Because instead of just predicting, “Hey, is the economy going to go up or down?” One universal overall prediction. Or how many ice cream cones are we going to sell next quarter? Instead, we’re predicting per individual, which individuals are most likely to buy an ice cream cone? And by ordering or prioritizing from most likely to least likely, highest risk or highest opportunity down to lowest, then you draw the line, decide, okay, these are the ones worth treating, incarcerating, setting up on a date, investigating, contacting with marketing, all of those decisions that make up the operations that organizations conduct. A little prediction goes a long way. Predicting better than guessing, generally more than sufficient to deliver a tremendous improvement to the bottom line. 

So we have data. We give it to machine learning, which is the underlying technology. It generates models that predict, and those predictions improve all the large-scale operations that we conduct.

The Broader Science of ML

Machine learning as a science really is a bit more general than that. The idea of learning from data to predict is also the underlying technology for generative AI. So in that case, instead of predicting per individual sort of organizational unit, it’s predicting per individual word or token, kind of part of a word. But on that level of detail, “Hey, I’ve written these words so far in the last few paragraphs. What should the next word be?” Predict that. Okay. Then write that word. That’s how you’re applying the same underlying technology, but for a different purpose in order to generate a new content item like written text or images or video, this kind of thing. So generative is also built on machine learning, but when people say machine learning in a business context, they’re usually talking about these predictive use cases.

A Case Study in ML

Predictive AI or enterprise machine learning is so applicable across industries. Let’s take the delivery industry. UPS is one of the biggest three delivery companies in the United States, and they actually streamlined the efficiency of their deliveries by predicting tomorrow’s deliveries. So this is how it works. In the US, there’s about a thousand shipping centers. And what they have to do every night overnight is to decide which packages to assign to which trucks so that tomorrow’s deliveries, when the trucks go out in the morning, they’ll have relatively optimal routes that don’t take too many miles of driving, too much gasoline, too many, too much time of the drivers. And in aggregate, that’s a really hard optimization problem.

Now when they have to start planning and then loading the trucks in the late afternoon or early evening so that it’ll be ready the next morning, they have incomplete information.

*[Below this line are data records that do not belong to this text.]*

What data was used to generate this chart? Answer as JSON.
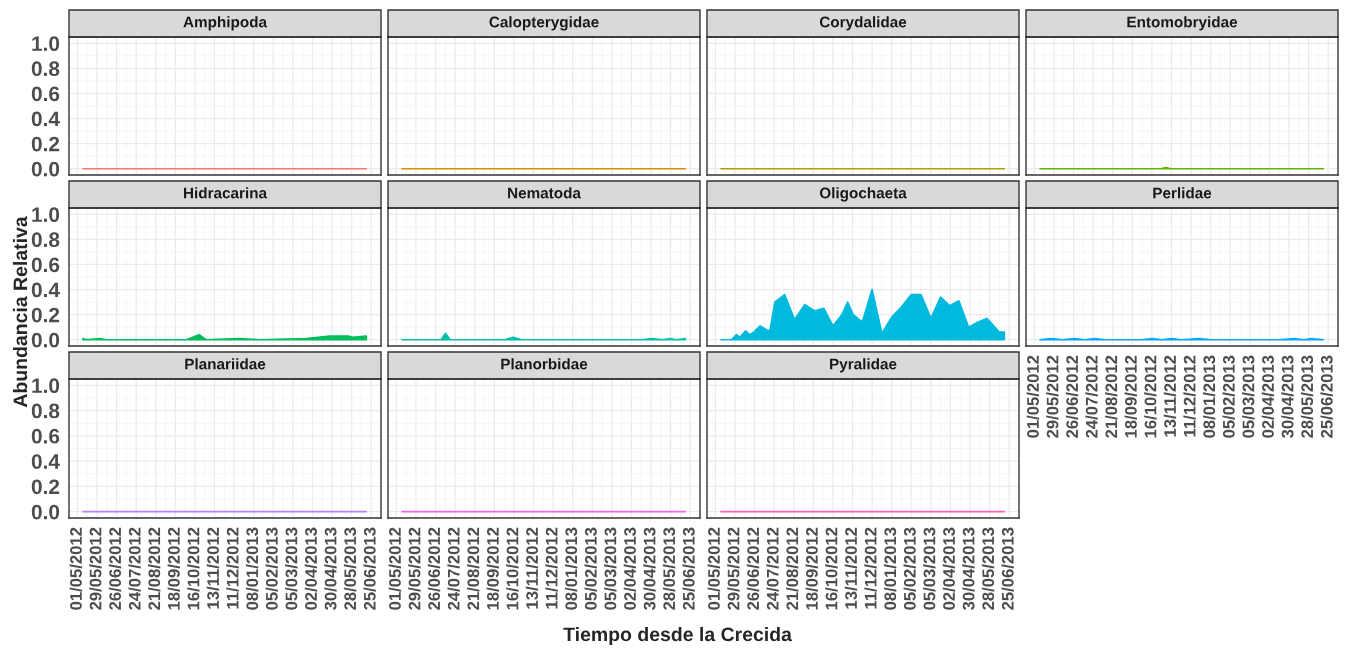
{
  "chart_data": [
    {
      "type": "line",
      "title": "Amphipoda",
      "tick_labels": "y",
      "grid": true,
      "xlim": [
        "2012-04-19",
        "2013-07-09"
      ],
      "ylim": [
        -0.05,
        1.05
      ],
      "xticks": [
        {
          "value": "2012-05-01",
          "label": null
        },
        {
          "value": "2012-05-29",
          "label": null
        },
        {
          "value": "2012-06-26",
          "label": null
        },
        {
          "value": "2012-07-24",
          "label": null
        },
        {
          "value": "2012-08-21",
          "label": null
        },
        {
          "value": "2012-09-18",
          "label": null
        },
        {
          "value": "2012-10-16",
          "label": null
        },
        {
          "value": "2012-11-13",
          "label": null
        },
        {
          "value": "2012-12-11",
          "label": null
        },
        {
          "value": "2013-01-08",
          "label": null
        },
        {
          "value": "2013-02-05",
          "label": null
        },
        {
          "value": "2013-03-05",
          "label": null
        },
        {
          "value": "2013-04-02",
          "label": null
        },
        {
          "value": "2013-04-30",
          "label": null
        },
        {
          "value": "2013-05-28",
          "label": null
        },
        {
          "value": "2013-06-25",
          "label": null
        }
      ],
      "yticks": [
        {
          "value": 0,
          "label": "0.0"
        },
        0.2,
        0.4,
        0.6,
        0.8,
        {
          "value": 1,
          "label": "1.0"
        }
      ],
      "x": [
        "2012-05-09",
        "2013-06-18"
      ],
      "series": [
        {
          "color": "#f8766d",
          "values": [
            0,
            0
          ]
        }
      ]
    },
    {
      "type": "line",
      "title": "Calopterygidae",
      "tick_labels": false,
      "grid": true,
      "xlim": [
        "2012-04-19",
        "2013-07-09"
      ],
      "ylim": [
        -0.05,
        1.05
      ],
      "xticks": [
        {
          "value": "2012-05-01",
          "label": null
        },
        {
          "value": "2012-05-29",
          "label": null
        },
        {
          "value": "2012-06-26",
          "label": null
        },
        {
          "value": "2012-07-24",
          "label": null
        },
        {
          "value": "2012-08-21",
          "label": null
        },
        {
          "value": "2012-09-18",
          "label": null
        },
        {
          "value": "2012-10-16",
          "label": null
        },
        {
          "value": "2012-11-13",
          "label": null
        },
        {
          "value": "2012-12-11",
          "label": null
        },
        {
          "value": "2013-01-08",
          "label": null
        },
        {
          "value": "2013-02-05",
          "label": null
        },
        {
          "value": "2013-03-05",
          "label": null
        },
        {
          "value": "2013-04-02",
          "label": null
        },
        {
          "value": "2013-04-30",
          "label": null
        },
        {
          "value": "2013-05-28",
          "label": null
        },
        {
          "value": "2013-06-25",
          "label": null
        }
      ],
      "yticks": [
        {
          "value": 0,
          "label": null
        },
        {
          "value": 0.2,
          "label": null
        },
        {
          "value": 0.4,
          "label": null
        },
        {
          "value": 0.6,
          "label": null
        },
        {
          "value": 0.8,
          "label": null
        },
        {
          "value": 1,
          "label": null
        }
      ],
      "x": [
        "2012-05-09",
        "2013-06-18"
      ],
      "series": [
        {
          "color": "#db8e00",
          "values": [
            0,
            0
          ]
        }
      ]
    },
    {
      "type": "line",
      "title": "Corydalidae",
      "tick_labels": false,
      "grid": true,
      "xlim": [
        "2012-04-19",
        "2013-07-09"
      ],
      "ylim": [
        -0.05,
        1.05
      ],
      "xticks": [
        {
          "value": "2012-05-01",
          "label": null
        },
        {
          "value": "2012-05-29",
          "label": null
        },
        {
          "value": "2012-06-26",
          "label": null
        },
        {
          "value": "2012-07-24",
          "label": null
        },
        {
          "value": "2012-08-21",
          "label": null
        },
        {
          "value": "2012-09-18",
          "label": null
        },
        {
          "value": "2012-10-16",
          "label": null
        },
        {
          "value": "2012-11-13",
          "label": null
        },
        {
          "value": "2012-12-11",
          "label": null
        },
        {
          "value": "2013-01-08",
          "label": null
        },
        {
          "value": "2013-02-05",
          "label": null
        },
        {
          "value": "2013-03-05",
          "label": null
        },
        {
          "value": "2013-04-02",
          "label": null
        },
        {
          "value": "2013-04-30",
          "label": null
        },
        {
          "value": "2013-05-28",
          "label": null
        },
        {
          "value": "2013-06-25",
          "label": null
        }
      ],
      "yticks": [
        {
          "value": 0,
          "label": null
        },
        {
          "value": 0.2,
          "label": null
        },
        {
          "value": 0.4,
          "label": null
        },
        {
          "value": 0.6,
          "label": null
        },
        {
          "value": 0.8,
          "label": null
        },
        {
          "value": 1,
          "label": null
        }
      ],
      "x": [
        "2012-05-09",
        "2013-06-18"
      ],
      "series": [
        {
          "color": "#aea200",
          "values": [
            0,
            0
          ]
        }
      ]
    },
    {
      "type": "area",
      "title": "Entomobryidae",
      "tick_labels": false,
      "grid": true,
      "xlim": [
        "2012-04-19",
        "2013-07-09"
      ],
      "ylim": [
        -0.05,
        1.05
      ],
      "xticks": [
        {
          "value": "2012-05-01",
          "label": null
        },
        {
          "value": "2012-05-29",
          "label": null
        },
        {
          "value": "2012-06-26",
          "label": null
        },
        {
          "value": "2012-07-24",
          "label": null
        },
        {
          "value": "2012-08-21",
          "label": null
        },
        {
          "value": "2012-09-18",
          "label": null
        },
        {
          "value": "2012-10-16",
          "label": null
        },
        {
          "value": "2012-11-13",
          "label": null
        },
        {
          "value": "2012-12-11",
          "label": null
        },
        {
          "value": "2013-01-08",
          "label": null
        },
        {
          "value": "2013-02-05",
          "label": null
        },
        {
          "value": "2013-03-05",
          "label": null
        },
        {
          "value": "2013-04-02",
          "label": null
        },
        {
          "value": "2013-04-30",
          "label": null
        },
        {
          "value": "2013-05-28",
          "label": null
        },
        {
          "value": "2013-06-25",
          "label": null
        }
      ],
      "yticks": [
        {
          "value": 0,
          "label": null
        },
        {
          "value": 0.2,
          "label": null
        },
        {
          "value": 0.4,
          "label": null
        },
        {
          "value": 0.6,
          "label": null
        },
        {
          "value": 0.8,
          "label": null
        },
        {
          "value": 1,
          "label": null
        }
      ],
      "x": [
        "2012-05-09",
        "2012-10-29",
        "2012-11-05",
        "2012-11-12",
        "2013-06-18"
      ],
      "series": [
        {
          "color": "#64b200",
          "values": [
            0,
            0,
            0.01,
            0,
            0
          ]
        }
      ]
    },
    {
      "type": "area",
      "title": "Hidracarina",
      "ylabel": "Abundancia Relativa",
      "tick_labels": "y",
      "grid": true,
      "xlim": [
        "2012-04-19",
        "2013-07-09"
      ],
      "ylim": [
        -0.05,
        1.05
      ],
      "xticks": [
        {
          "value": "2012-05-01",
          "label": null
        },
        {
          "value": "2012-05-29",
          "label": null
        },
        {
          "value": "2012-06-26",
          "label": null
        },
        {
          "value": "2012-07-24",
          "label": null
        },
        {
          "value": "2012-08-21",
          "label": null
        },
        {
          "value": "2012-09-18",
          "label": null
        },
        {
          "value": "2012-10-16",
          "label": null
        },
        {
          "value": "2012-11-13",
          "label": null
        },
        {
          "value": "2012-12-11",
          "label": null
        },
        {
          "value": "2013-01-08",
          "label": null
        },
        {
          "value": "2013-02-05",
          "label": null
        },
        {
          "value": "2013-03-05",
          "label": null
        },
        {
          "value": "2013-04-02",
          "label": null
        },
        {
          "value": "2013-04-30",
          "label": null
        },
        {
          "value": "2013-05-28",
          "label": null
        },
        {
          "value": "2013-06-25",
          "label": null
        }
      ],
      "yticks": [
        {
          "value": 0,
          "label": "0.0"
        },
        0.2,
        0.4,
        0.6,
        0.8,
        {
          "value": 1,
          "label": "1.0"
        }
      ],
      "x": [
        "2012-05-09",
        "2012-05-14",
        "2012-06-02",
        "2012-06-11",
        "2012-10-04",
        "2012-10-22",
        "2012-11-01",
        "2012-12-19",
        "2013-01-16",
        "2013-03-24",
        "2013-04-27",
        "2013-05-23",
        "2013-05-30",
        "2013-06-18"
      ],
      "series": [
        {
          "color": "#00bd5c",
          "values": [
            0.01,
            0,
            0.01,
            0,
            0,
            0.04,
            0,
            0.01,
            0,
            0.01,
            0.03,
            0.03,
            0.02,
            0.03
          ]
        }
      ]
    },
    {
      "type": "area",
      "title": "Nematoda",
      "tick_labels": false,
      "grid": true,
      "xlim": [
        "2012-04-19",
        "2013-07-09"
      ],
      "ylim": [
        -0.05,
        1.05
      ],
      "xticks": [
        {
          "value": "2012-05-01",
          "label": null
        },
        {
          "value": "2012-05-29",
          "label": null
        },
        {
          "value": "2012-06-26",
          "label": null
        },
        {
          "value": "2012-07-24",
          "label": null
        },
        {
          "value": "2012-08-21",
          "label": null
        },
        {
          "value": "2012-09-18",
          "label": null
        },
        {
          "value": "2012-10-16",
          "label": null
        },
        {
          "value": "2012-11-13",
          "label": null
        },
        {
          "value": "2012-12-11",
          "label": null
        },
        {
          "value": "2013-01-08",
          "label": null
        },
        {
          "value": "2013-02-05",
          "label": null
        },
        {
          "value": "2013-03-05",
          "label": null
        },
        {
          "value": "2013-04-02",
          "label": null
        },
        {
          "value": "2013-04-30",
          "label": null
        },
        {
          "value": "2013-05-28",
          "label": null
        },
        {
          "value": "2013-06-25",
          "label": null
        }
      ],
      "yticks": [
        {
          "value": 0,
          "label": null
        },
        {
          "value": 0.2,
          "label": null
        },
        {
          "value": 0.4,
          "label": null
        },
        {
          "value": 0.6,
          "label": null
        },
        {
          "value": 0.8,
          "label": null
        },
        {
          "value": 1,
          "label": null
        }
      ],
      "x": [
        "2012-05-09",
        "2012-07-04",
        "2012-07-10",
        "2012-07-17",
        "2012-10-03",
        "2012-10-15",
        "2012-10-27",
        "2013-04-18",
        "2013-04-30",
        "2013-05-17",
        "2013-05-27",
        "2013-06-05",
        "2013-06-18"
      ],
      "series": [
        {
          "color": "#00c1a7",
          "values": [
            0,
            0,
            0.05,
            0,
            0,
            0.02,
            0,
            0,
            0.01,
            0,
            0.01,
            0,
            0.01
          ]
        }
      ]
    },
    {
      "type": "area",
      "title": "Oligochaeta",
      "tick_labels": false,
      "grid": true,
      "xlim": [
        "2012-04-19",
        "2013-07-09"
      ],
      "ylim": [
        -0.05,
        1.05
      ],
      "xticks": [
        {
          "value": "2012-05-01",
          "label": null
        },
        {
          "value": "2012-05-29",
          "label": null
        },
        {
          "value": "2012-06-26",
          "label": null
        },
        {
          "value": "2012-07-24",
          "label": null
        },
        {
          "value": "2012-08-21",
          "label": null
        },
        {
          "value": "2012-09-18",
          "label": null
        },
        {
          "value": "2012-10-16",
          "label": null
        },
        {
          "value": "2012-11-13",
          "label": null
        },
        {
          "value": "2012-12-11",
          "label": null
        },
        {
          "value": "2013-01-08",
          "label": null
        },
        {
          "value": "2013-02-05",
          "label": null
        },
        {
          "value": "2013-03-05",
          "label": null
        },
        {
          "value": "2013-04-02",
          "label": null
        },
        {
          "value": "2013-04-30",
          "label": null
        },
        {
          "value": "2013-05-28",
          "label": null
        },
        {
          "value": "2013-06-25",
          "label": null
        }
      ],
      "yticks": [
        {
          "value": 0,
          "label": null
        },
        {
          "value": 0.2,
          "label": null
        },
        {
          "value": 0.4,
          "label": null
        },
        {
          "value": 0.6,
          "label": null
        },
        {
          "value": 0.8,
          "label": null
        },
        {
          "value": 1,
          "label": null
        }
      ],
      "x": [
        "2012-05-09",
        "2012-05-24",
        "2012-05-31",
        "2012-06-05",
        "2012-06-13",
        "2012-06-19",
        "2012-06-25",
        "2012-07-04",
        "2012-07-13",
        "2012-07-18",
        "2012-07-25",
        "2012-08-08",
        "2012-08-22",
        "2012-09-06",
        "2012-09-20",
        "2012-10-03",
        "2012-10-16",
        "2012-10-29",
        "2012-11-06",
        "2012-11-14",
        "2012-11-27",
        "2012-12-11",
        "2012-12-25",
        "2013-01-08",
        "2013-01-22",
        "2013-02-05",
        "2013-02-19",
        "2013-03-05",
        "2013-03-19",
        "2013-04-01",
        "2013-04-14",
        "2013-04-28",
        "2013-05-11",
        "2013-05-24",
        "2013-05-29",
        "2013-06-11",
        "2013-06-18"
      ],
      "series": [
        {
          "color": "#00bade",
          "values": [
            0,
            0,
            0.04,
            0.02,
            0.07,
            0.04,
            0.06,
            0.11,
            0.08,
            0.07,
            0.3,
            0.36,
            0.16,
            0.28,
            0.23,
            0.25,
            0.11,
            0.2,
            0.3,
            0.2,
            0.14,
            0.4,
            0.05,
            0.18,
            0.26,
            0.36,
            0.36,
            0.17,
            0.34,
            0.27,
            0.31,
            0.1,
            0.14,
            0.17,
            0.14,
            0.06,
            0.06
          ]
        }
      ]
    },
    {
      "type": "area",
      "title": "Perlidae",
      "tick_labels": "x",
      "grid": true,
      "xlim": [
        "2012-04-19",
        "2013-07-09"
      ],
      "ylim": [
        -0.05,
        1.05
      ],
      "xticks": [
        {
          "value": "2012-05-01",
          "label": "01/05/2012"
        },
        {
          "value": "2012-05-29",
          "label": "29/05/2012"
        },
        {
          "value": "2012-06-26",
          "label": "26/06/2012"
        },
        {
          "value": "2012-07-24",
          "label": "24/07/2012"
        },
        {
          "value": "2012-08-21",
          "label": "21/08/2012"
        },
        {
          "value": "2012-09-18",
          "label": "18/09/2012"
        },
        {
          "value": "2012-10-16",
          "label": "16/10/2012"
        },
        {
          "value": "2012-11-13",
          "label": "13/11/2012"
        },
        {
          "value": "2012-12-11",
          "label": "11/12/2012"
        },
        {
          "value": "2013-01-08",
          "label": "08/01/2013"
        },
        {
          "value": "2013-02-05",
          "label": "05/02/2013"
        },
        {
          "value": "2013-03-05",
          "label": "05/03/2013"
        },
        {
          "value": "2013-04-02",
          "label": "02/04/2013"
        },
        {
          "value": "2013-04-30",
          "label": "30/04/2013"
        },
        {
          "value": "2013-05-28",
          "label": "28/05/2013"
        },
        {
          "value": "2013-06-25",
          "label": "25/06/2013"
        }
      ],
      "yticks": [
        {
          "value": 0,
          "label": null
        },
        {
          "value": 0.2,
          "label": null
        },
        {
          "value": 0.4,
          "label": null
        },
        {
          "value": 0.6,
          "label": null
        },
        {
          "value": 0.8,
          "label": null
        },
        {
          "value": 1,
          "label": null
        }
      ],
      "x": [
        "2012-05-09",
        "2012-05-25",
        "2012-06-10",
        "2012-06-27",
        "2012-07-12",
        "2012-07-26",
        "2012-08-10",
        "2012-10-01",
        "2012-10-17",
        "2012-10-30",
        "2012-11-13",
        "2012-11-27",
        "2012-12-23",
        "2013-01-08",
        "2013-04-15",
        "2013-05-08",
        "2013-05-20",
        "2013-06-01",
        "2013-06-18"
      ],
      "series": [
        {
          "color": "#00a6ff",
          "values": [
            0,
            0.01,
            0,
            0.01,
            0,
            0.01,
            0,
            0,
            0.01,
            0,
            0.01,
            0,
            0.01,
            0,
            0,
            0.01,
            0,
            0.01,
            0
          ]
        }
      ]
    },
    {
      "type": "line",
      "title": "Planariidae",
      "grid": true,
      "xlim": [
        "2012-04-19",
        "2013-07-09"
      ],
      "ylim": [
        -0.05,
        1.05
      ],
      "xticks": [
        {
          "value": "2012-05-01",
          "label": "01/05/2012"
        },
        {
          "value": "2012-05-29",
          "label": "29/05/2012"
        },
        {
          "value": "2012-06-26",
          "label": "26/06/2012"
        },
        {
          "value": "2012-07-24",
          "label": "24/07/2012"
        },
        {
          "value": "2012-08-21",
          "label": "21/08/2012"
        },
        {
          "value": "2012-09-18",
          "label": "18/09/2012"
        },
        {
          "value": "2012-10-16",
          "label": "16/10/2012"
        },
        {
          "value": "2012-11-13",
          "label": "13/11/2012"
        },
        {
          "value": "2012-12-11",
          "label": "11/12/2012"
        },
        {
          "value": "2013-01-08",
          "label": "08/01/2013"
        },
        {
          "value": "2013-02-05",
          "label": "05/02/2013"
        },
        {
          "value": "2013-03-05",
          "label": "05/03/2013"
        },
        {
          "value": "2013-04-02",
          "label": "02/04/2013"
        },
        {
          "value": "2013-04-30",
          "label": "30/04/2013"
        },
        {
          "value": "2013-05-28",
          "label": "28/05/2013"
        },
        {
          "value": "2013-06-25",
          "label": "25/06/2013"
        }
      ],
      "yticks": [
        {
          "value": 0,
          "label": "0.0"
        },
        0.2,
        0.4,
        0.6,
        0.8,
        {
          "value": 1,
          "label": "1.0"
        }
      ],
      "x": [
        "2012-05-09",
        "2013-06-18"
      ],
      "series": [
        {
          "color": "#b385ff",
          "values": [
            0,
            0
          ]
        }
      ]
    },
    {
      "type": "line",
      "title": "Planorbidae",
      "xlabel": "Tiempo desde la Crecida",
      "tick_labels": "x",
      "grid": true,
      "xlim": [
        "2012-04-19",
        "2013-07-09"
      ],
      "ylim": [
        -0.05,
        1.05
      ],
      "xticks": [
        {
          "value": "2012-05-01",
          "label": "01/05/2012"
        },
        {
          "value": "2012-05-29",
          "label": "29/05/2012"
        },
        {
          "value": "2012-06-26",
          "label": "26/06/2012"
        },
        {
          "value": "2012-07-24",
          "label": "24/07/2012"
        },
        {
          "value": "2012-08-21",
          "label": "21/08/2012"
        },
        {
          "value": "2012-09-18",
          "label": "18/09/2012"
        },
        {
          "value": "2012-10-16",
          "label": "16/10/2012"
        },
        {
          "value": "2012-11-13",
          "label": "13/11/2012"
        },
        {
          "value": "2012-12-11",
          "label": "11/12/2012"
        },
        {
          "value": "2013-01-08",
          "label": "08/01/2013"
        },
        {
          "value": "2013-02-05",
          "label": "05/02/2013"
        },
        {
          "value": "2013-03-05",
          "label": "05/03/2013"
        },
        {
          "value": "2013-04-02",
          "label": "02/04/2013"
        },
        {
          "value": "2013-04-30",
          "label": "30/04/2013"
        },
        {
          "value": "2013-05-28",
          "label": "28/05/2013"
        },
        {
          "value": "2013-06-25",
          "label": "25/06/2013"
        }
      ],
      "yticks": [
        {
          "value": 0,
          "label": null
        },
        {
          "value": 0.2,
          "label": null
        },
        {
          "value": 0.4,
          "label": null
        },
        {
          "value": 0.6,
          "label": null
        },
        {
          "value": 0.8,
          "label": null
        },
        {
          "value": 1,
          "label": null
        }
      ],
      "x": [
        "2012-05-09",
        "2013-06-18"
      ],
      "series": [
        {
          "color": "#ef67eb",
          "values": [
            0,
            0
          ]
        }
      ]
    },
    {
      "type": "line",
      "title": "Pyralidae",
      "tick_labels": "x",
      "grid": true,
      "xlim": [
        "2012-04-19",
        "2013-07-09"
      ],
      "ylim": [
        -0.05,
        1.05
      ],
      "xticks": [
        {
          "value": "2012-05-01",
          "label": "01/05/2012"
        },
        {
          "value": "2012-05-29",
          "label": "29/05/2012"
        },
        {
          "value": "2012-06-26",
          "label": "26/06/2012"
        },
        {
          "value": "2012-07-24",
          "label": "24/07/2012"
        },
        {
          "value": "2012-08-21",
          "label": "21/08/2012"
        },
        {
          "value": "2012-09-18",
          "label": "18/09/2012"
        },
        {
          "value": "2012-10-16",
          "label": "16/10/2012"
        },
        {
          "value": "2012-11-13",
          "label": "13/11/2012"
        },
        {
          "value": "2012-12-11",
          "label": "11/12/2012"
        },
        {
          "value": "2013-01-08",
          "label": "08/01/2013"
        },
        {
          "value": "2013-02-05",
          "label": "05/02/2013"
        },
        {
          "value": "2013-03-05",
          "label": "05/03/2013"
        },
        {
          "value": "2013-04-02",
          "label": "02/04/2013"
        },
        {
          "value": "2013-04-30",
          "label": "30/04/2013"
        },
        {
          "value": "2013-05-28",
          "label": "28/05/2013"
        },
        {
          "value": "2013-06-25",
          "label": "25/06/2013"
        }
      ],
      "yticks": [
        {
          "value": 0,
          "label": null
        },
        {
          "value": 0.2,
          "label": null
        },
        {
          "value": 0.4,
          "label": null
        },
        {
          "value": 0.6,
          "label": null
        },
        {
          "value": 0.8,
          "label": null
        },
        {
          "value": 1,
          "label": null
        }
      ],
      "x": [
        "2012-05-09",
        "2013-06-18"
      ],
      "series": [
        {
          "color": "#ff63b6",
          "values": [
            0,
            0
          ]
        }
      ]
    }
  ]
}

So what they don’t know is some of the packages that are still coming in later that night. They already have a bunch of packages in hand that they know are meant to go out tomorrow morning for their final deliveries. And they’ll augment that with tentatively presumed predicted deliveries by applying a predictive model for each potential delivery address and saying, “Hey, what are the chances that there’ll be a delivery there tomorrow?” Now they have a more complete picture of all the deliveries needed for tomorrow. Some of those predictions will be wrong, but they’re confident enough that the completeness now actually overweighs some of that uncertainty. That makes such a big difference that in combination with another system that actually prescribes the driving directions, to this day, UPS enjoys savings of three hundred and fifty million dollars a year and hundreds of thousands of metric tons of emissions.